SAMPLE1 and SAMPLE2 cluster together (distance 0.12), suggesting greater
genomic similarity relative to SAMPLE3–5. SAMPLE4 and SAMPLE5 are the
second closest pair (distance 0.087).

Output Structure

output_directory/
├── report.md              # Summary: samples, tree/matrix preview, interpretation
├── result.json            # Machine-readable: command, samples, paths, metadata
├── tree.nwk               # Newick tree (VCF2TREE / DIST2TREE)
├── distances.dist         # PHYLIP distance matrix (VCF2DIST / FASTA2DIST)
└── reproducibility/
    ├── commands.sh        # Exact command to reproduce
    └── environment.txt    # Java version + pip fastreer version

Dependencies

Required:

  • fastreer >= 2.2.0 (install with pip install fastreer)
  • Java 11+: the Python package wraps a Java backend; install via sudo apt install default-jre (Linux) or brew install openjdk@17 (macOS)

Optional:

  • matplotlib, for tree/heatmap visualisation in future versions

Gotchas

  • Java version check: The model may assume Python alone is sufficient. It is not. fastreeR's core is a Java application. Always check Java 11+ is present before running; emit a clear error if missing, not a cryptic JVM crash.

  • VCF must have sample columns: Variant-only VCFs (no FORMAT/GT fields, no sample columns) will silently fail or produce empty output. Validate that #CHROM line has columns beyond FORMAT (i.e., at least one sample name).

  • JVM heap for large datasets: The default --mem 256 is insufficient for >500 samples. Rule of thumb: 4 × n_samples² × n_threads / 1e6 MB. For 1000 samples with 8 threads: ~32 GB. Document this prominently or auto-compute a suggested value.

  • Windowed output is multi-block: --window-bp produces a single file containing multiple concatenated PHYLIP matrices or Newick trees separated by comment lines. Do not attempt to parse it as a single matrix.

  • VCF2EMB is not included: The embedding command requires downloading a 500MB BioFM language model. It is intentionally excluded from v0.1.0. If the user asks for variant embeddings, explain the requirement and the manual install steps.

  • Compressed VCF via stdin: Piping zcat input.vcf.gz | fastreer VCF2TREE -i - works but the - stdin mode requires fastreeR ≥ 2.1.0 and may not stream on Windows.

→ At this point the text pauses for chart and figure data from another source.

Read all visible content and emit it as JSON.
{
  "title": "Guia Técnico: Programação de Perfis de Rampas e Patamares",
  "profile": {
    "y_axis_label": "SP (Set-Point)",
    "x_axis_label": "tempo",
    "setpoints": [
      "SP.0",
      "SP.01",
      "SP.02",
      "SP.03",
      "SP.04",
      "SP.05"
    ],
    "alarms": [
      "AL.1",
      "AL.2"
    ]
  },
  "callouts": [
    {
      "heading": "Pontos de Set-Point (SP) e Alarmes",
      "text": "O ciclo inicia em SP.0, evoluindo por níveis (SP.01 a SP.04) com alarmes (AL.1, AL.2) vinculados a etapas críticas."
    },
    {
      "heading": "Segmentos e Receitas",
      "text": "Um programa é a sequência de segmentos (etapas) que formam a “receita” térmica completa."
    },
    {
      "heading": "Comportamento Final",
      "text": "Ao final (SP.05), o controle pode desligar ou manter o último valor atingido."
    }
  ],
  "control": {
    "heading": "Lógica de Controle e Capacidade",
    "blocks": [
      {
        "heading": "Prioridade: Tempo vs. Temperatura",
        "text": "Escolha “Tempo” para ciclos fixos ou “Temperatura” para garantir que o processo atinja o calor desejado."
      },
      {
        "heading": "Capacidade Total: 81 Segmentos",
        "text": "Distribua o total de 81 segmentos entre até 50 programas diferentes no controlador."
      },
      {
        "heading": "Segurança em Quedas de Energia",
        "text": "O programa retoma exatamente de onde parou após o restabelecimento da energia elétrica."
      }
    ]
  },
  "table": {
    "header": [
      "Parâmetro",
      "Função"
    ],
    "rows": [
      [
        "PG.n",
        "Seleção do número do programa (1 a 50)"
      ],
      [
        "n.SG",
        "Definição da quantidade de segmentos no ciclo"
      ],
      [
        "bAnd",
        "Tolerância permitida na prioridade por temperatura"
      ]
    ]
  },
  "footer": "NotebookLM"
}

Use -i input.vcf.gz directly for portability.

Safety

  • Local-first: All computation is local. No genomic data is sent externally.
  • Disclaimer: Every report includes the ClawBio medical disclaimer.
  • Audit trail: reproducibility/commands.sh records the exact command run.
  • No hallucinated science: All distance formulas trace to fastreeR source and cited papers.

Agent Boundary

The agent (LLM) dispatches and explains results. The Python script (fastreer.py) executes fastreeR and writes outputs. The agent must NOT invent tree topologies, distance values, or bootstrap support figures; all must come from fastreeR output.

Integration with Bio Orchestrator

Trigger conditions: the orchestrator routes here when:

  • User provides a VCF and asks for tree/distance/phylogenetics
  • User mentions fastreer, fastreeR, VCF2TREE, VCF2DIST, FASTA2DIST
  • User asks "how similar are my samples" with a VCF or FASTA

Chaining partners:

  • dnasp: Run DnaSP population statistics on the same VCF, then fastreeR for tree
  • variant-annotation: Annotate variants first, then build a tree to visualise population structure
  • claw-ancestry-pca: use PCA for admixture and fastreeR for hierarchical clustering; the two provide complementary views of population structure
  • seq-wrangler: Align sequences first (seq-wrangler), then compute FASTA2DIST tree

Maintenance

  • Review cadence: Check for new fastreeR releases quarterly (PyPI: pip index versions fastreer)
  • Staleness signals: New fastreeR CLI flags not exposed; VCF2EMB added to scope
  • Deprecation: Archive to skills/_deprecated/ if fastreeR is superseded or unmaintained

Citations

  • fastreeR GitHub: source code, documentation, and Docker image
  • fastreeR PyPI: Python package
  • fastreeR Bioconductor: R/Bioconductor package
  • Gkanogiannis A (2016) A scalable assembly-free variable selection algorithm for biomarker discovery from metagenomes. BMC Bioinformatics 17, 311. https://doi.org/10.1186/s12859-016-1186-3
  • Reinert G et al. (2009) Alignment-free sequence comparison (I): statistics and power. J Comput Biol 16(12):1615-34. D2S k-mer statistic used in FASTA2DIST.